Agora me respondam: pode dar certo algo que começa com um buquê de rúcula e acaba com aipim tipo exportação?

terça-feira, 2 de junho de 2009

A última mensagem

Era o dia 1º de junho e ela acordou radiante. Aquele dia primeiro seria o primeiro dia de uma nova fase de sua vida. Tirou o filhinho, de um aninho ainda incompleto, do berço e o rodopiou cantando “Onde você estiver, não se esqueça de mim”, no melhor estilo Nana Caymi durante o especial do Rei...

Lá fora, a chuva caía como há muito tempo o Rio não via numa manhã, mas seu coração estava sob o efeito do Sol.
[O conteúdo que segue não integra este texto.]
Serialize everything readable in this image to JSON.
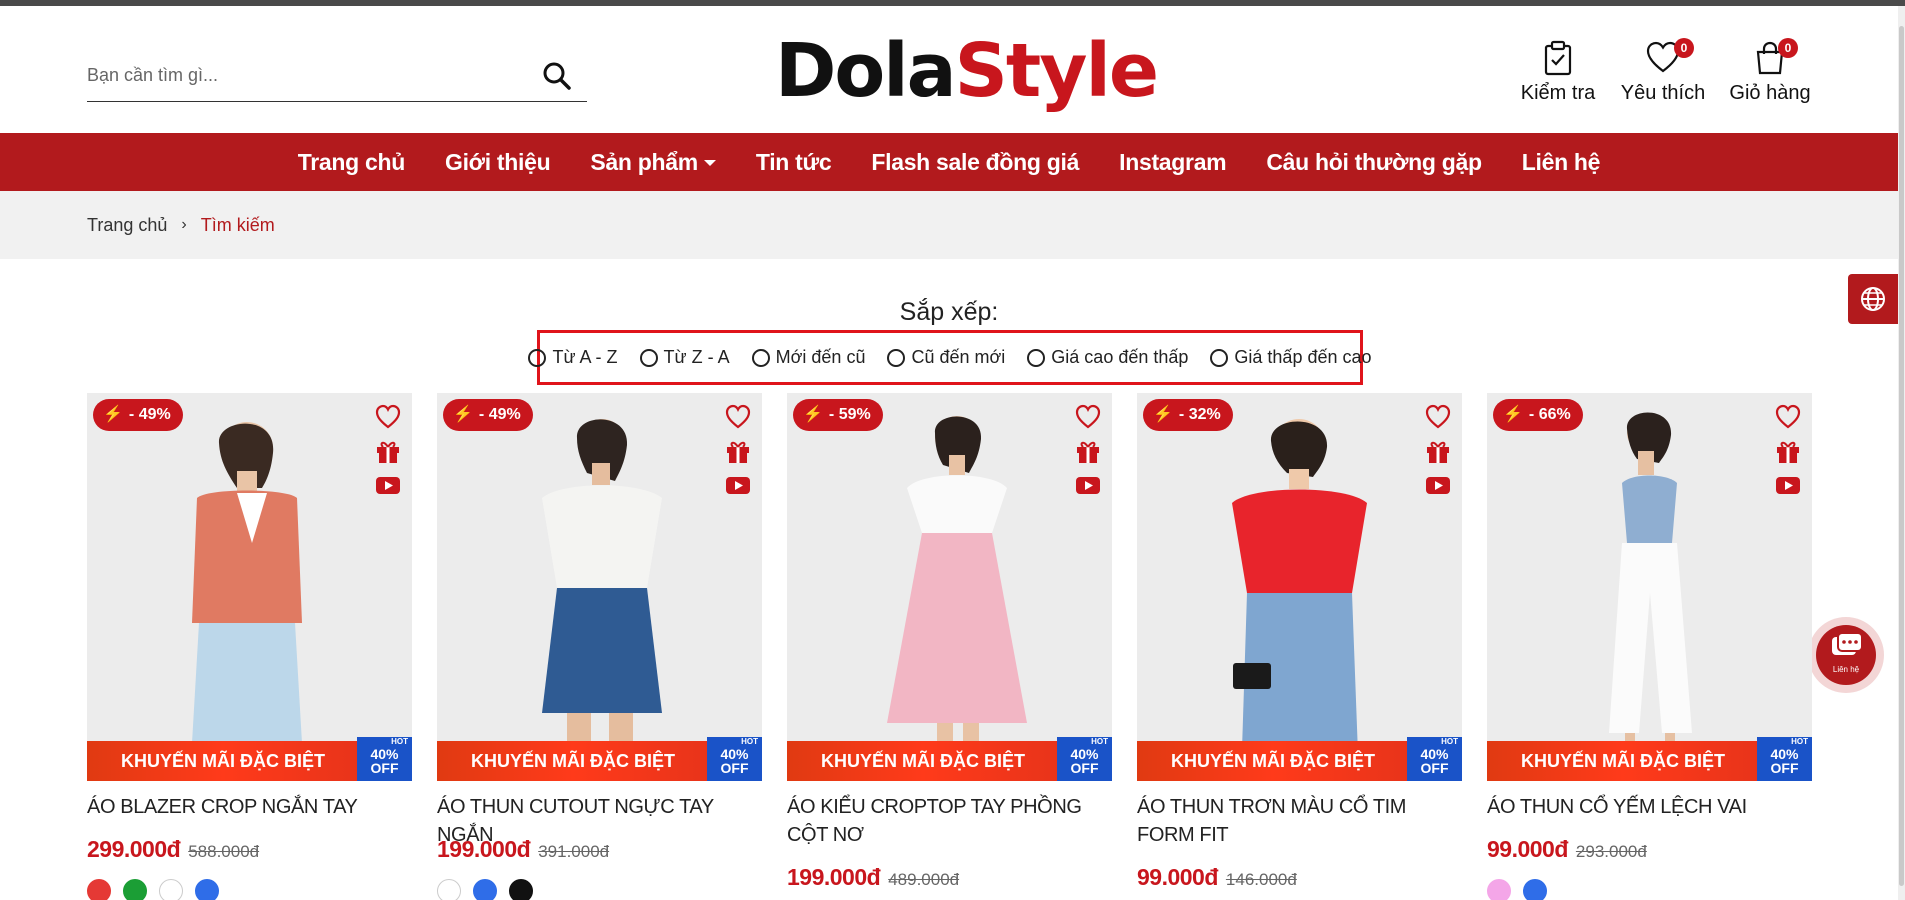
{
  "header": {
    "search": {
      "placeholder": "Bạn cần tìm gì..."
    },
    "logo": {
      "part1": "Dola",
      "part2": "Style"
    },
    "icons": [
      {
        "name": "check-order",
        "label": "Kiểm tra",
        "icon": "clipboard-check-icon"
      },
      {
        "name": "wishlist",
        "label": "Yêu thích",
        "icon": "heart-icon",
        "count": "0"
      },
      {
        "name": "cart",
        "label": "Giỏ hàng",
        "icon": "shopping-bag-icon",
        "count": "0"
      }
    ]
  },
  "nav": {
    "items": [
      {
        "label": "Trang chủ"
      },
      {
        "label": "Giới thiệu"
      },
      {
        "label": "Sản phẩm",
        "dropdown": true
      },
      {
        "label": "Tin tức"
      },
      {
        "label": "Flash sale đồng giá"
      },
      {
        "label": "Instagram"
      },
      {
        "label": "Câu hỏi thường gặp"
      },
      {
        "label": "Liên hệ"
      }
    ]
  },
  "breadcrumb": {
    "home": "Trang chủ",
    "separator": "›",
    "current": "Tìm kiếm"
  },
  "sort": {
    "title": "Sắp xếp:",
    "options": [
      "Từ A - Z",
      "Từ Z - A",
      "Mới đến cũ",
      "Cũ đến mới",
      "Giá cao đến thấp",
      "Giá thấp đến cao"
    ]
  },
  "side": {
    "chat_label": "Liên hệ"
  },
  "promo": {
    "banner": "KHUYẾN MÃI ĐẶC BIỆT",
    "hot": "HOT",
    "off_pct": "40%",
    "off": "OFF"
  },
  "products": [
    {
      "discount": "- 49%",
      "name": "ÁO BLAZER CROP NGẮN TAY",
      "price": "299.000đ",
      "old_price": "588.000đ",
      "swatches": [
        "#e53935",
        "#1b9e35",
        "#ffffff",
        "#2f6de8"
      ]
    },
    {
      "discount": "- 49%",
      "name": "ÁO THUN CUTOUT NGỰC TAY NGẮN",
      "price": "199.000đ",
      "old_price": "391.000đ",
      "swatches": [
        "#ffffff",
        "#2f6de8",
        "#111111"
      ]
    },
    {
      "discount": "- 59%",
      "name": "ÁO KIỂU CROPTOP TAY PHỒNG CỘT NƠ",
      "price": "199.000đ",
      "old_price": "489.000đ",
      "swatches": []
    },
    {
      "discount": "- 32%",
      "name": "ÁO THUN TRƠN MÀU CỔ TIM FORM FIT",
      "price": "99.000đ",
      "old_price": "146.000đ",
      "swatches": []
    },
    {
      "discount": "- 66%",
      "name": "ÁO THUN CỔ YẾM LỆCH VAI",
      "price": "99.000đ",
      "old_price": "293.000đ",
      "swatches": [
        "#f4a6e8",
        "#2f6de8"
      ]
    }
  ],
  "colors": {
    "brand_red": "#b21a1d",
    "price_red": "#c8161d",
    "promo_blue": "#1a53c8"
  }
}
Riu ao lembrar-se daquela cartomante, lá atrás no tempo, consolando-a pelo inconformismo do recente amor perdido.
– Minha filha, não se preocupe... esse homem de agora já passou. No momento você só vê trevas, mas o sol está a caminho.

Incrédula, não aguentava mais sofrer desilusões, no dia que o conheceu, rechaçou-o com todas as forças. Mas como um bom Sol, ele teve forças mesmo diante de nuvens carregadas. O tempo abriu e ela deixou o Sol entrar em sua vida.

As coisas não foram fáceis. Mudanças para o exterior, virar dona de casa de uma hora para outra, logo ela, tão profissional, tão cheia de talentos. Veio depressão, vieram ausências dele por excesso de viagens. O céu ficava nublado por vezes, mas o Sol sempre vencia.

Veio o bebê, vieram mais mudanças. Veio uma boa proposta de emprego para ela em outra cidade, vieram novos desentendimentos.

Mas naquele domingo, naquelezinho dia tão feliz, todas as nuvens pareciam ter sido dissipadas. Foi um dia de planos. Foi um dia de decisões. Ela pediria demissão, ele sugeriu ajudá-la a abrir um negócio na outra cidade.

Ele não queria que ela o levasse ao aeroporto, então, despediram-se quando táxi chegou. Ela correu para comprar o vestido, pois ele voltaria no Dia dos Namorados.

Mas naquele dia primeiro, conforme ela mesma previra, tudo seria transformado. Um telefonema, depois outro, depois outro e a confirmação como um rombo na fuselagem.

Por um momento pensara: “não, não...ele embarcou no voo das seis horas. Nnão, talvez no das sete e meia..." Correu para o celular. Lá estava a mensagem implacável:

31/05/2009 19h03 Voo saindo no horário. Bjs. Te amo.

Como ele estava com muito sono, ela respondeu:

31/05/2009 19h05 Te amo. Descanse em paz

Qual é o limite para suportar uma dor? A bela filha de espanhol me diz com lágrimas nos enormes olhos de Mangá:

– Almodóvar desta vez extrapolou...

Eu ainda consegui sorrir, mas nos abraçamos em soluços.

Quando nos conhecemos, brincava com ela a respeito do pai espanhol e dos episódios “almodovorianos” de sua existência. Dizia-lhe que o roteiro dos acontecimentos pelos quais passava era escrito pelo cineasta espanhol e mandado para o Destino. E ela sempre respondia
– Não minha amiga, se o Almodóvar filmasse minha vida, diriam que ele foi inverossímil demais...

O Sol se pôs ao norte do Atlântico. E desta vez teve não teve a menor graça...

Homenagem à amiga que perdeu seu amor no voo AF 447 da Air France e a todos os amigos, familiares e amores dos passageiros que lá estavam.